Tapi mengapa tidak semua orang bisa menulis, apalagi menulis dengan bagus dan cepat?
“Menulis itu mudah”, kata Diponegoro, penyair terkenal asal Jogja dalam salah satu bukunya. Tapi mengapa tidak semua orang bisa menulis, apalagi menulis dengan bagus dan cepat? Bagi kebanyakan orang, pekerjaan menulis masih dirasakan sulit, berat dan bahkan menakutkan.

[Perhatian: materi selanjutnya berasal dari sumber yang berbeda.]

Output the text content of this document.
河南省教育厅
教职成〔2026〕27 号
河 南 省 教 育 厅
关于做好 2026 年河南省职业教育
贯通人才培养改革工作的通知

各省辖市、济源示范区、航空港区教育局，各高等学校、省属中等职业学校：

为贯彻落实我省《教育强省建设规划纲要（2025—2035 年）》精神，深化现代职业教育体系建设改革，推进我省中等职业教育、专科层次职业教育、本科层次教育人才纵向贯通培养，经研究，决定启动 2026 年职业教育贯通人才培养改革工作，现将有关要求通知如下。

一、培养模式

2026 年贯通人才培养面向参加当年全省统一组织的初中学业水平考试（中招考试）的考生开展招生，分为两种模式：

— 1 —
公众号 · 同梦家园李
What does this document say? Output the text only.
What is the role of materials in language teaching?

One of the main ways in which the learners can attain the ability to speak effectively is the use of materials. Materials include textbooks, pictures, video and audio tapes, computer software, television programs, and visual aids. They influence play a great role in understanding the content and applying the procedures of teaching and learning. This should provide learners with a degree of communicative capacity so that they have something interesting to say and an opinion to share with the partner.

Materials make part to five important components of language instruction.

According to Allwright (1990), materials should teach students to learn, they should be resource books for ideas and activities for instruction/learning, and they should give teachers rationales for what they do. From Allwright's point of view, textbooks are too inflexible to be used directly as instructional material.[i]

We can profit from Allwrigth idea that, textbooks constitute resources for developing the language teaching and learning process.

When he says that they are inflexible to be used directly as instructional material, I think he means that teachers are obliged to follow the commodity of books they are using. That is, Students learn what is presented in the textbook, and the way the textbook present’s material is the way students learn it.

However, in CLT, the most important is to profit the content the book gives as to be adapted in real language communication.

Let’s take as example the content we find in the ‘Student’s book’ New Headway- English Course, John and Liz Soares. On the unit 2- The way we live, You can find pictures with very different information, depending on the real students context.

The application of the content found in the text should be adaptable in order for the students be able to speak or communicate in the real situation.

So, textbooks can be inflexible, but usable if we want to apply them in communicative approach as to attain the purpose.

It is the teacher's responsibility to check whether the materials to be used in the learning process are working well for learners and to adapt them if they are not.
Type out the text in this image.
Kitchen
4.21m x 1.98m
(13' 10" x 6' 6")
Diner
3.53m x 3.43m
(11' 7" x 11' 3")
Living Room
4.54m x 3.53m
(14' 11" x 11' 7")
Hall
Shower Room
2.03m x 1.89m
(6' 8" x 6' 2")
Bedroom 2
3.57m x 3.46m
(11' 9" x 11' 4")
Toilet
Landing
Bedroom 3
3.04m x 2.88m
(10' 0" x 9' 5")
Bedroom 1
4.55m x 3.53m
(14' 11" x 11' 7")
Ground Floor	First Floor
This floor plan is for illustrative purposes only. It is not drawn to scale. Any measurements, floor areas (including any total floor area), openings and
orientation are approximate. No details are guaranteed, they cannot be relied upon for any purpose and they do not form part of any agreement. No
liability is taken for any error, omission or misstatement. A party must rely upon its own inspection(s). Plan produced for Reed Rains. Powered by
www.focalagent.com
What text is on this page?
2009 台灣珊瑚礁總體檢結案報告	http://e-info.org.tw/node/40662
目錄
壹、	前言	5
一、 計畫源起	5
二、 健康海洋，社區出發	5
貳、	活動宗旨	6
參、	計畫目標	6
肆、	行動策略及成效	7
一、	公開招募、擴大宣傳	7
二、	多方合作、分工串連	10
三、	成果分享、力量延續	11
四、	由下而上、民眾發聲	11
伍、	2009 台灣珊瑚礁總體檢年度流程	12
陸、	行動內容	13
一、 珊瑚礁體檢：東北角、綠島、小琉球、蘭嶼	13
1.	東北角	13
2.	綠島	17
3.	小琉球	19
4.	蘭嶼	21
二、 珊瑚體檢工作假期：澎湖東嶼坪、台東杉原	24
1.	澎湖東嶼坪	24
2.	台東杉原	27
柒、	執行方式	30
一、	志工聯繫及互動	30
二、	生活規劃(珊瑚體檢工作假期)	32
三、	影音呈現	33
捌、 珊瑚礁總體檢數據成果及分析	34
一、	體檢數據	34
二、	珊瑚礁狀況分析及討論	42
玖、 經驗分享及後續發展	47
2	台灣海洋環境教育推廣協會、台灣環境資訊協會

Dalam sebuah buku berjudul “Misi di Sebuah Planet” karya Husein Matla, Pak Ismail, ketua SEM Institute, memberikan sedikit ulasan tentang menulis. Menurut beliau ada beberapa faktor yang mungkin menjadi penyebab keengganan atau kesulitan untuk menulis bagi seseorang, yaitu:
Pertama, faktor pendidikan dan pembiasaan. Menurut beliau, pengajaran kebahasaan kita selama ini kurang sekali melatih kebiasaan menulis, apalagi mencintai kegiatan tulis menulis. Menulis juga belum dijadikan sebagai salah satu aspek penting dalam kompetensi siswa. Bila penguasaan bahasa terlihat dari kemampuan membaca, berbicara dan menulis, pastilah kemampuan menulis yang paling tak terurus dalam pengajaran bahasa kita. Faktanya, anak-anak memang bisa membaca dan berbicara, tapi tidak untuk menulis. Dan ini ternyata terus berlanjut hingga pendidikan tinggi. Tak heran bila mahasiswa jengah luar biasa bila disuruh membuat makalah. Dan ketika tiba saatnya menyusun skripsi, karena tidak biasa menulis, tugas itu dikerjakan dengan sangat lambat. Biar cepat, tak sedikit dari mereka lantas menempuh jalan pintas: menyuruh orang lain untuk mengerjakannya. Jadi ia lebih baik mbayarin orang dari pada menulis sendiri.
Kedua, faktor pembiasan, keberanian dan percaya diri. bahwasanya menulis sesungguhnya sama saja dengan berjalan, naik sepeda, berenang atau nyetir mobil. Mengapa orang bisa berjalan? Tentu karena dilatih terus menerus. Coba kalau seorang anak tidak pernah dilatih, pasti dia tidak akan bisa berjalan. Begitu juga naik sepeda, berenang, nyetir mobil dan menulis. Semua berawal dari keberanian mencoba, ketekunan berlatih dan membiasakan diri. Bahwa saat berlatih jatuh terpeleset, luka atau bahkan nabrak, atau tulisannya tampak jelek, itu biasa. Namanya juga latihan. Bila karena takut salah orang tidak mau mencoba, maka semakin lama semakin sulit untuk memulai dan semakin lambat pula proses belajar terjadi. Begitu seterusnya hingga akhirnya ia benar-benar tidak bisa menulis.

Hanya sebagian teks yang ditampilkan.